By robbiefreeling | REVERSEBLOG: the reverse shot blog June 18, 2007 at 12:09PM
There's a fine line between an artist spinning out variations of core themes and merely treading water. No doubt some will find Aki Kaurismaki's deceptively slight, 77-minute Lights in the Dusk a textbook example of the latter, especially given the strenuously laudatory response that greeted his previous film, the Academy Award-nominated The Man Without a Past. While there's not much value (outside of sheer contrarian pleasure) in poking holes in a fine movie four years after the fact, it's still worth noting that The Man Without a Past probably represents less a high water mark for Kaurismaki's filmmaking (see Shadows in Paradise) than for the amount of time and money expended on raising his profile, and that this kind of maneuvering, while often valuable, doesn't always pay a filmmaker dividends when their next work rolls around.

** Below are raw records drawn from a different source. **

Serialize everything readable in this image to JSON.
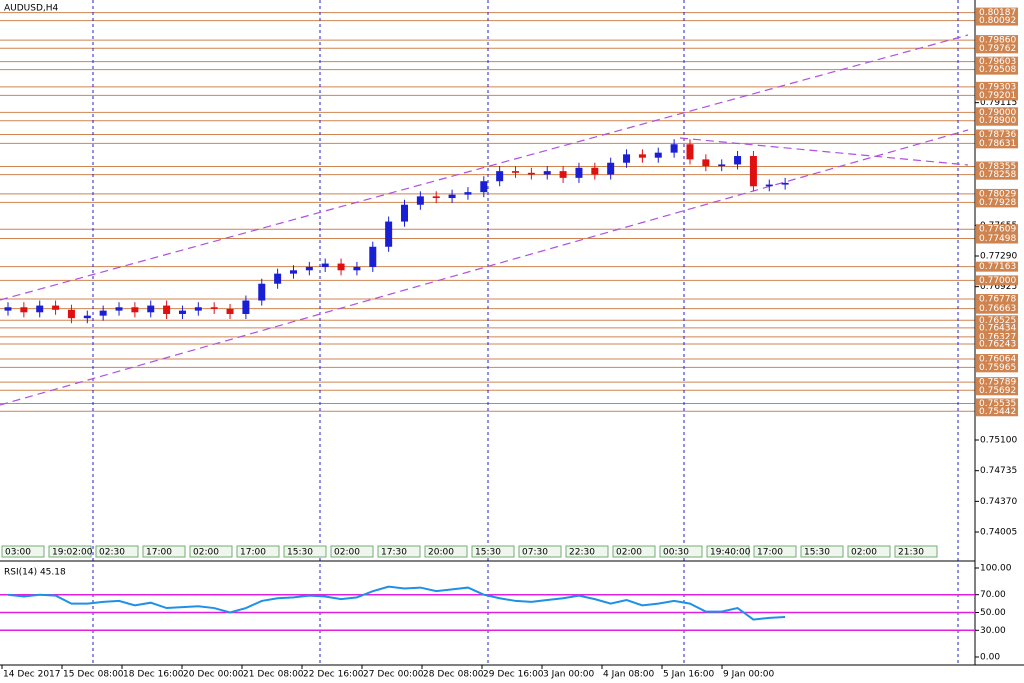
{
  "chart_data": {
    "type": "candlestick",
    "title": "AUDUSD,H4",
    "up_color": "#1a1fd6",
    "down_color": "#e01010",
    "level_color": "#cf8450",
    "ylim": [
      0.73672,
      0.80313
    ],
    "yticks": [
      {
        "value": 0.79115,
        "label": "0.79115"
      },
      {
        "value": 0.77655,
        "label": "0.77655"
      },
      {
        "value": 0.7729,
        "label": "0.77290"
      },
      {
        "value": 0.76925,
        "label": "0.76925"
      },
      {
        "value": 0.751,
        "label": "0.75100"
      },
      {
        "value": 0.74735,
        "label": "0.74735"
      },
      {
        "value": 0.7437,
        "label": "0.74370"
      },
      {
        "value": 0.74005,
        "label": "0.74005"
      }
    ],
    "levels": [
      {
        "value": 0.80187,
        "label": "0.80187"
      },
      {
        "value": 0.80092,
        "label": "0.80092"
      },
      {
        "value": 0.7986,
        "label": "0.79860"
      },
      {
        "value": 0.79762,
        "label": "0.79762"
      },
      {
        "value": 0.79603,
        "label": "0.79603"
      },
      {
        "value": 0.79508,
        "label": "0.79508"
      },
      {
        "value": 0.79303,
        "label": "0.79303"
      },
      {
        "value": 0.79201,
        "label": "0.79201"
      },
      {
        "value": 0.79,
        "label": "0.79000"
      },
      {
        "value": 0.789,
        "label": "0.78900"
      },
      {
        "value": 0.78736,
        "label": "0.78736"
      },
      {
        "value": 0.78631,
        "label": "0.78631"
      },
      {
        "value": 0.78355,
        "label": "0.78355"
      },
      {
        "value": 0.78258,
        "label": "0.78258"
      },
      {
        "value": 0.78029,
        "label": "0.78029"
      },
      {
        "value": 0.77928,
        "label": "0.77928"
      },
      {
        "value": 0.77609,
        "label": "0.77609"
      },
      {
        "value": 0.77498,
        "label": "0.77498"
      },
      {
        "value": 0.77163,
        "label": "0.77163"
      },
      {
        "value": 0.77,
        "label": "0.77000"
      },
      {
        "value": 0.76778,
        "label": "0.76778"
      },
      {
        "value": 0.76663,
        "label": "0.76663"
      },
      {
        "value": 0.76525,
        "label": "0.76525"
      },
      {
        "value": 0.76434,
        "label": "0.76434"
      },
      {
        "value": 0.76327,
        "label": "0.76327"
      },
      {
        "value": 0.76243,
        "label": "0.76243"
      },
      {
        "value": 0.76064,
        "label": "0.76064"
      },
      {
        "value": 0.75965,
        "label": "0.75965"
      },
      {
        "value": 0.75789,
        "label": "0.75789"
      },
      {
        "value": 0.75692,
        "label": "0.75692"
      },
      {
        "value": 0.75535,
        "label": "0.75535"
      },
      {
        "value": 0.75442,
        "label": "0.75442"
      }
    ],
    "open": [
      0.7664,
      0.7668,
      0.7662,
      0.767,
      0.7665,
      0.7655,
      0.7658,
      0.7664,
      0.7668,
      0.7662,
      0.767,
      0.766,
      0.7664,
      0.7668,
      0.7666,
      0.766,
      0.7676,
      0.7696,
      0.7708,
      0.7712,
      0.7716,
      0.772,
      0.7712,
      0.7716,
      0.774,
      0.777,
      0.779,
      0.78,
      0.7798,
      0.7802,
      0.7805,
      0.7818,
      0.783,
      0.7828,
      0.7826,
      0.783,
      0.7822,
      0.7834,
      0.7826,
      0.784,
      0.785,
      0.7846,
      0.7852,
      0.7862,
      0.7844,
      0.7836,
      0.7838,
      0.7848,
      0.7812,
      0.7814
    ],
    "high": [
      0.7674,
      0.7674,
      0.7676,
      0.7676,
      0.7671,
      0.7664,
      0.767,
      0.7674,
      0.7674,
      0.7676,
      0.7676,
      0.767,
      0.7674,
      0.7674,
      0.7672,
      0.7682,
      0.7702,
      0.7714,
      0.7718,
      0.7722,
      0.7726,
      0.7726,
      0.7722,
      0.7746,
      0.7776,
      0.7796,
      0.7806,
      0.7806,
      0.7808,
      0.7811,
      0.7824,
      0.7836,
      0.7836,
      0.7834,
      0.7836,
      0.7836,
      0.784,
      0.784,
      0.7846,
      0.7856,
      0.7856,
      0.7858,
      0.7868,
      0.7868,
      0.785,
      0.7844,
      0.7854,
      0.7854,
      0.782,
      0.7822
    ],
    "low": [
      0.7658,
      0.7656,
      0.7656,
      0.7659,
      0.7649,
      0.7649,
      0.7652,
      0.7658,
      0.7656,
      0.7656,
      0.7654,
      0.7654,
      0.7658,
      0.766,
      0.7654,
      0.7654,
      0.767,
      0.769,
      0.7702,
      0.7706,
      0.771,
      0.7706,
      0.7706,
      0.771,
      0.7734,
      0.7764,
      0.7784,
      0.7792,
      0.7792,
      0.7796,
      0.7799,
      0.7812,
      0.7822,
      0.782,
      0.782,
      0.7816,
      0.7816,
      0.782,
      0.782,
      0.7834,
      0.784,
      0.784,
      0.7846,
      0.7838,
      0.783,
      0.783,
      0.7832,
      0.7806,
      0.7806,
      0.7808
    ],
    "close": [
      0.7668,
      0.7662,
      0.767,
      0.7665,
      0.7655,
      0.7658,
      0.7664,
      0.7668,
      0.7662,
      0.767,
      0.766,
      0.7664,
      0.7668,
      0.7666,
      0.766,
      0.7676,
      0.7696,
      0.7708,
      0.7712,
      0.7716,
      0.772,
      0.7712,
      0.7716,
      0.774,
      0.777,
      0.779,
      0.78,
      0.7798,
      0.7802,
      0.7805,
      0.7818,
      0.783,
      0.7828,
      0.7826,
      0.783,
      0.7822,
      0.7834,
      0.7826,
      0.784,
      0.785,
      0.7846,
      0.7852,
      0.7862,
      0.7844,
      0.7836,
      0.7838,
      0.7848,
      0.7812,
      0.7814,
      0.7816
    ],
    "time_boxes": [
      "03:00",
      "19:02:00",
      "02:30",
      "17:00",
      "02:00",
      "17:00",
      "15:30",
      "02:00",
      "17:30",
      "20:00",
      "15:30",
      "07:30",
      "22:30",
      "02:00",
      "00:30",
      "19:40:00",
      "17:00",
      "15:30",
      "02:00",
      "21:30"
    ],
    "x_labels": [
      "14 Dec 2017",
      "15 Dec 08:00",
      "18 Dec 16:00",
      "20 Dec 00:00",
      "21 Dec 08:00",
      "22 Dec 16:00",
      "27 Dec 00:00",
      "28 Dec 08:00",
      "29 Dec 16:00",
      "3 Jan 00:00",
      "4 Jan 08:00",
      "5 Jan 16:00",
      "9 Jan 00:00"
    ],
    "rsi": {
      "title": "RSI(14) 45.18",
      "color": "#1e90e6",
      "level_color": "#e020e0",
      "ylim": [
        0,
        100
      ],
      "yticks": [
        {
          "value": 100,
          "label": "100.00"
        },
        {
          "value": 70,
          "label": "70.00"
        },
        {
          "value": 50,
          "label": "50.00"
        },
        {
          "value": 30,
          "label": "30.00"
        },
        {
          "value": 0,
          "label": "0.00"
        }
      ],
      "levels": [
        70,
        50,
        30
      ],
      "values": [
        70,
        68,
        70,
        69,
        60,
        60,
        62,
        63,
        58,
        61,
        55,
        56,
        57,
        55,
        50,
        55,
        63,
        66,
        67,
        69,
        68,
        65,
        67,
        74,
        79,
        77,
        78,
        74,
        76,
        78,
        70,
        66,
        63,
        62,
        64,
        66,
        69,
        65,
        60,
        64,
        58,
        60,
        63,
        60,
        51,
        51,
        55,
        42,
        44,
        45
      ]
    }
  }
}
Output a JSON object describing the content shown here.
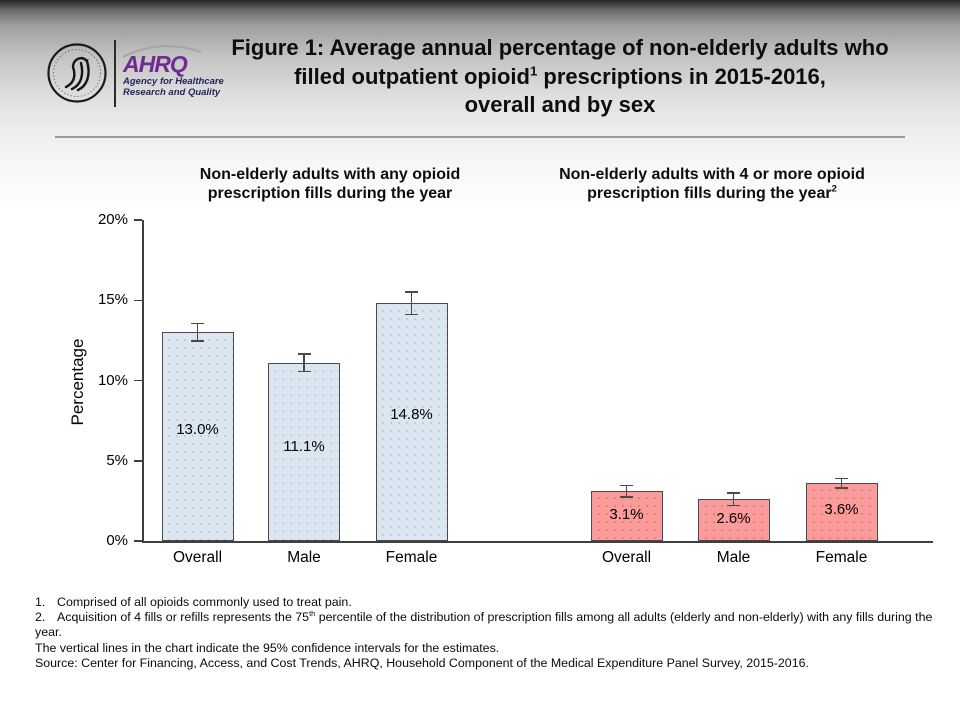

"Lights in the Dusk" may not add anything particularly novel to the Kaurismaki formula, but for this viewer, easy familiarity bred content. The concluding chapter in his "Finland/Loser" trilogy (after Drifting Clouds and The Man Without a Past), Dusk follows lonely security guard Koistinen (relative Kaurismaki newcomer Janne Hyytiainen) as the already baleful drudgery of his daily existence takes a decidedly downbeat turn.